Result (to ANSI, again - no reducing done on my part): ÝÝÝÝÝÝÝÝÝÝÝÝÝÝÝÝÝÝÝÝÝÝÝÝÝÝÝÝÝÝÝÝÝÝÝÝÝÝÝÝÝÝÝÝÝÝÝÝÝÝÝÝÝÝÝÝÝÝÝÝÝÝÝÝÝÝÝÝÝÝ

When I check in native, wprintf_s shows me that the string is valid/good before the LPCWSTR conversion happens in the export method; so, I need to understand:

  1. Is there a way for me to tell what the byte size of the characters actually are? (I'm thinking that this is an 8byte versus 16byte scenario?)
  2. Since wprintf_s works on the wide string, I checked it against the LPCWSTR and it printed the same (expected) data; so, the issue doesn't appear to be in the .ctor() of the LPCWSTR. Yet, I want to double-check my maths: Am I LPCWSTR'ing correctly?
  3. Since everything in native is telling me that the string is good, how can I check it's character-set (in native)?

The return, itself, is about 8 lines of text, with a delimiter ';' used so that I can split the string in managed and do magic with it. The only issue is getting the string to render as a valid string in managed, with the correct characters in it.

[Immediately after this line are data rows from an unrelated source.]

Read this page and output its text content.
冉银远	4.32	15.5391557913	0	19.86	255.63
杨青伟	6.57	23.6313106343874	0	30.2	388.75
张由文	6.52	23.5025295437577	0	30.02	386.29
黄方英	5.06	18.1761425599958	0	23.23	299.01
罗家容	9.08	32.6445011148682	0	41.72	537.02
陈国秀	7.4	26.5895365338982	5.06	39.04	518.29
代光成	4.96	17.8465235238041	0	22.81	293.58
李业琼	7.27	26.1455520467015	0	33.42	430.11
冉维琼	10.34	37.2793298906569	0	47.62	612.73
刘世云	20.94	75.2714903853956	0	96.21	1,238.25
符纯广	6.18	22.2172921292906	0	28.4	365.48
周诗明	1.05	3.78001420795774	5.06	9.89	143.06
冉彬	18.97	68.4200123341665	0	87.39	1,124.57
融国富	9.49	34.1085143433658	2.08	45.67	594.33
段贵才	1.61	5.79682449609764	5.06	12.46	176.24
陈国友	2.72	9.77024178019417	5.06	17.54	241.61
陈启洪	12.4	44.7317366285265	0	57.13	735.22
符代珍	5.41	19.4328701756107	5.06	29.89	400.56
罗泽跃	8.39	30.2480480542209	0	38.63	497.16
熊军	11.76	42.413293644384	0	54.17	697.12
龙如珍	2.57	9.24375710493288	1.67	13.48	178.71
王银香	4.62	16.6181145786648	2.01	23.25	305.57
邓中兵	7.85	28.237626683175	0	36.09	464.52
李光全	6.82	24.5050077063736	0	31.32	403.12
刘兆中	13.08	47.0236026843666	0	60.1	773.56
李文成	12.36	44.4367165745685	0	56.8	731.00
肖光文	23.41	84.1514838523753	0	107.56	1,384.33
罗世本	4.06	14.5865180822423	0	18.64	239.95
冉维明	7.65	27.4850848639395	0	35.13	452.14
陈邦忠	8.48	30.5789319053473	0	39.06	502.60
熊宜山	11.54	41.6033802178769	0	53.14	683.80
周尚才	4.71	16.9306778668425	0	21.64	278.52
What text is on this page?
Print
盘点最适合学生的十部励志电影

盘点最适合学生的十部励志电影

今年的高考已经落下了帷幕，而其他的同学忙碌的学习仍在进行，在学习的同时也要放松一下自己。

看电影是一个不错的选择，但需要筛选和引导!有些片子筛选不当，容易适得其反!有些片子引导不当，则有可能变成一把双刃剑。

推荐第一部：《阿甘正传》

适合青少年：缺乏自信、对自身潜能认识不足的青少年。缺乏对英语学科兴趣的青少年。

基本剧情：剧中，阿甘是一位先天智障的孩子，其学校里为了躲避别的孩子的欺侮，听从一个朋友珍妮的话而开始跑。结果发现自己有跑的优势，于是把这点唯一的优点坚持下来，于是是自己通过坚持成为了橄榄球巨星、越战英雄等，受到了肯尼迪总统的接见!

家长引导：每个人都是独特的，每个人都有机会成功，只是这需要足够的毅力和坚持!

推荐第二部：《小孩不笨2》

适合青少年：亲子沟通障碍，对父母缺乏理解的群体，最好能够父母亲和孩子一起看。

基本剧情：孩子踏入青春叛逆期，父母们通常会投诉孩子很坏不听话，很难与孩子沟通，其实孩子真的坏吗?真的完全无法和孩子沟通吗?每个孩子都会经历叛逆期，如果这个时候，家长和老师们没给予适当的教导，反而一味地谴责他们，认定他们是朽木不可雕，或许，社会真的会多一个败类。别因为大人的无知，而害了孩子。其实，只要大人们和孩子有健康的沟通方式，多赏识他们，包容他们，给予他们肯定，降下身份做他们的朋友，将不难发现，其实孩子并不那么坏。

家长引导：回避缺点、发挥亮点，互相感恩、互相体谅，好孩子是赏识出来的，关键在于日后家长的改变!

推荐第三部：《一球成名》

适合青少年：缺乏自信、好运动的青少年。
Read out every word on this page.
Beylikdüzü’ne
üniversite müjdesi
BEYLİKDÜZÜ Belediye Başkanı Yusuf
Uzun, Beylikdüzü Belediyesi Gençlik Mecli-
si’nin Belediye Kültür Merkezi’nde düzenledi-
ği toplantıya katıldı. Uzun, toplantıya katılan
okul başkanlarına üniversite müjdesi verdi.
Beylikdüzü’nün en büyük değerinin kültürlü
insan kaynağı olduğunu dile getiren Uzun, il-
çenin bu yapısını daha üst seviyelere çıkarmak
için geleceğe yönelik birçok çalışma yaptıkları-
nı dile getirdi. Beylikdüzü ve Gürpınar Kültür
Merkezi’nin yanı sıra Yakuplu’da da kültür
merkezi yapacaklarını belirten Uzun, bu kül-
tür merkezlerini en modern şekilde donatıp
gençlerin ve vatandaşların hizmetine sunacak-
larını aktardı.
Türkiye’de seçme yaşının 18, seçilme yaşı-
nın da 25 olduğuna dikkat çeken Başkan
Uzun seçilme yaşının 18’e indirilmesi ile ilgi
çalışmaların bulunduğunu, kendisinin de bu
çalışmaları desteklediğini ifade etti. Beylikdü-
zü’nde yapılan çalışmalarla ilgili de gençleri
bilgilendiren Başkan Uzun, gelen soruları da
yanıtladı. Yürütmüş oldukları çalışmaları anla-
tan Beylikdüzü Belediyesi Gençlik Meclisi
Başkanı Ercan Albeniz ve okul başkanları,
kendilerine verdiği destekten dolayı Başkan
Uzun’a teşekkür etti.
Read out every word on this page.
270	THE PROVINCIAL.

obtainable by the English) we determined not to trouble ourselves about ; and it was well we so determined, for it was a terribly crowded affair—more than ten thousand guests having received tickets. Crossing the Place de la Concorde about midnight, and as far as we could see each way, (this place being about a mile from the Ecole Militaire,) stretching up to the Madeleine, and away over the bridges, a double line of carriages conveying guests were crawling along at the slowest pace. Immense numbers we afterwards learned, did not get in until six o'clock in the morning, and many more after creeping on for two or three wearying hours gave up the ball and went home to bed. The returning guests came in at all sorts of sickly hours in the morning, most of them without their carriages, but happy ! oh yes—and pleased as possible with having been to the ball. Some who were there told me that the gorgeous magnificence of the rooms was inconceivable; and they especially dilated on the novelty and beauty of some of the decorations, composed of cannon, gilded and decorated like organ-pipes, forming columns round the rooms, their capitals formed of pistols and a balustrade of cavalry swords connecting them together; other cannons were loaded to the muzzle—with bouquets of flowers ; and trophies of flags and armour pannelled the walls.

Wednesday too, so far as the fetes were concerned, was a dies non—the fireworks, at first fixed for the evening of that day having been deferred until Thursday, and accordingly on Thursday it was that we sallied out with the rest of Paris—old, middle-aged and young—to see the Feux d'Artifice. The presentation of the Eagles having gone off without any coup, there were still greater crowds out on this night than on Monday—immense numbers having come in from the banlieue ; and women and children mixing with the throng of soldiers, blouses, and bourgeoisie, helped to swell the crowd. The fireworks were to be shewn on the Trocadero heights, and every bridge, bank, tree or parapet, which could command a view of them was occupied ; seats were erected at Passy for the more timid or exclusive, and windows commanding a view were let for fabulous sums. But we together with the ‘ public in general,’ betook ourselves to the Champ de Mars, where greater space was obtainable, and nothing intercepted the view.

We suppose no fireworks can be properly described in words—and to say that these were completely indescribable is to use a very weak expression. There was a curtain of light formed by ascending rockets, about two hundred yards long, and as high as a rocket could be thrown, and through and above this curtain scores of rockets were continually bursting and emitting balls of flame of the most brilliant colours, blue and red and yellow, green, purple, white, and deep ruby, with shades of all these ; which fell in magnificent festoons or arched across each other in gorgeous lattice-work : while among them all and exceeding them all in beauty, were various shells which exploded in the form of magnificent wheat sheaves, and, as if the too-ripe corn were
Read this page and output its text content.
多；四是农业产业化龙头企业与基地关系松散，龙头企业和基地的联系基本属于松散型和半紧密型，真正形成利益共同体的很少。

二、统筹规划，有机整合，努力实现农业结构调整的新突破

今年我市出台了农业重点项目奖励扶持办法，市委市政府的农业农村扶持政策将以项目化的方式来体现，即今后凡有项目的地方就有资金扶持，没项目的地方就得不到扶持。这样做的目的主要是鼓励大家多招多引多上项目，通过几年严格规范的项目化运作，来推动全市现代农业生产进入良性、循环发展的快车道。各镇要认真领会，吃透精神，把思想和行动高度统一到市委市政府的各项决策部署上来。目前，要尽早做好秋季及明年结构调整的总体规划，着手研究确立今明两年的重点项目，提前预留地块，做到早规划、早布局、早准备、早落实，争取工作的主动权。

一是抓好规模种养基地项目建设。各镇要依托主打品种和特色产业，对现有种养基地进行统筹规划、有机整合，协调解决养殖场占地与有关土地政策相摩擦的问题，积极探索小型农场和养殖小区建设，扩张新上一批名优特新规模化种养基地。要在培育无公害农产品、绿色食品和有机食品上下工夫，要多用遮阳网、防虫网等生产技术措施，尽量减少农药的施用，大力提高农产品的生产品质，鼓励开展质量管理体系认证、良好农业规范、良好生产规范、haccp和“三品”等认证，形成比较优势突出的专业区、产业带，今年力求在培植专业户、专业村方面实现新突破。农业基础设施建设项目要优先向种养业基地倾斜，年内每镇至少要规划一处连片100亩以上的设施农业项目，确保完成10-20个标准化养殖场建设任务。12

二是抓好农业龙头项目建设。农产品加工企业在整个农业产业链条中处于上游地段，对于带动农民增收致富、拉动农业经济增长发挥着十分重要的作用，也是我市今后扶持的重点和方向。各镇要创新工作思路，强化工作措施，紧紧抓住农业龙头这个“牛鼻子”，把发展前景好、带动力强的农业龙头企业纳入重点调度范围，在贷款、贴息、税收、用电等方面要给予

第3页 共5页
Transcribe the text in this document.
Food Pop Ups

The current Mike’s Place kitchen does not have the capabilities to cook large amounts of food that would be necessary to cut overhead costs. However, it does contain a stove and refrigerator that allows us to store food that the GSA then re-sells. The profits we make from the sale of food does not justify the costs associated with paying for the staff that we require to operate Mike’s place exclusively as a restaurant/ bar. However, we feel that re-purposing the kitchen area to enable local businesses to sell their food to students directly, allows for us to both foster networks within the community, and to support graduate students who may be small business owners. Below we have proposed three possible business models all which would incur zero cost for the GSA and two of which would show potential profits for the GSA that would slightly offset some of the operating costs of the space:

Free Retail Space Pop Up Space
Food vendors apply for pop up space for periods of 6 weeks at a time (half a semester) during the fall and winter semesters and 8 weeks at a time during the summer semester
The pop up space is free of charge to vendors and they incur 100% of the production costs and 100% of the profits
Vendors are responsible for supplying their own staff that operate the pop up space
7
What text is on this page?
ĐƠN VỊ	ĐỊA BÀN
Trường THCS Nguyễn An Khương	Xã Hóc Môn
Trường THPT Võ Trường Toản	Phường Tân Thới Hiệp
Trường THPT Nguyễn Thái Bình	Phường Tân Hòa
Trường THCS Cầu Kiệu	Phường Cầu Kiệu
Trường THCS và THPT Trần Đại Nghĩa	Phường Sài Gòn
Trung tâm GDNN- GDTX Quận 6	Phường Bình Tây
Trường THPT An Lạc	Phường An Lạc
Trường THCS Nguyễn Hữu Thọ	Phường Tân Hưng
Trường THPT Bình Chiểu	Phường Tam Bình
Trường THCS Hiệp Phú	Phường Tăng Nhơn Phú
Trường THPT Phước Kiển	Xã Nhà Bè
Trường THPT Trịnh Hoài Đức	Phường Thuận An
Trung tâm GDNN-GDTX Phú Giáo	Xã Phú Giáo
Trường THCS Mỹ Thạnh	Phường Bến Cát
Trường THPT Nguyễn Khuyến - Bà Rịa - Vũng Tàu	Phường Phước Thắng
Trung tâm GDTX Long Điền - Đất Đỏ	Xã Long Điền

I feel like, maybe, I'm missing something obvious here but I cannot figure out what it is and just need a fresh pair of eyes to tell me where and how I'm failing at life.

1

There are 1 answers

3
Remy Lebeau On BEST ANSWER
LPCWSTR returnLpcuwstr = returnWString.c_str();
return returnLpcuwstr;

This is returning a pointer to data that gets freed immediately after the return, when returnWString goes out of scope. The returned pointer is invalid before the receiver can even use it. This is undefined behavior.

To do what you are attempting, you will have to return a pointer to dynamically allocated memory, and then the receiver will have to free that memory when done using it.

Assuming by "managed" you are referring to .NET, then .NET's marshaller frees unmanaged memory using CoTaskMemFree(), so if you are using default marshaling, the returned pointer must be pointing at memory that is allocated using CoTaskMemAlloc() or equivalent (SysAllocString...(), for instance).

Otherwise, if you are not using default marshaling (ie, you are calling Marshal.PtrToStringUni() manually instead), then you will have to make the .NET code pass the memory pointer back to your C++ code so it can then free the memory properly. Then your C++ code can allocate the memory however you want to (as long as it is still allocated dynamically so it can survive past the function return).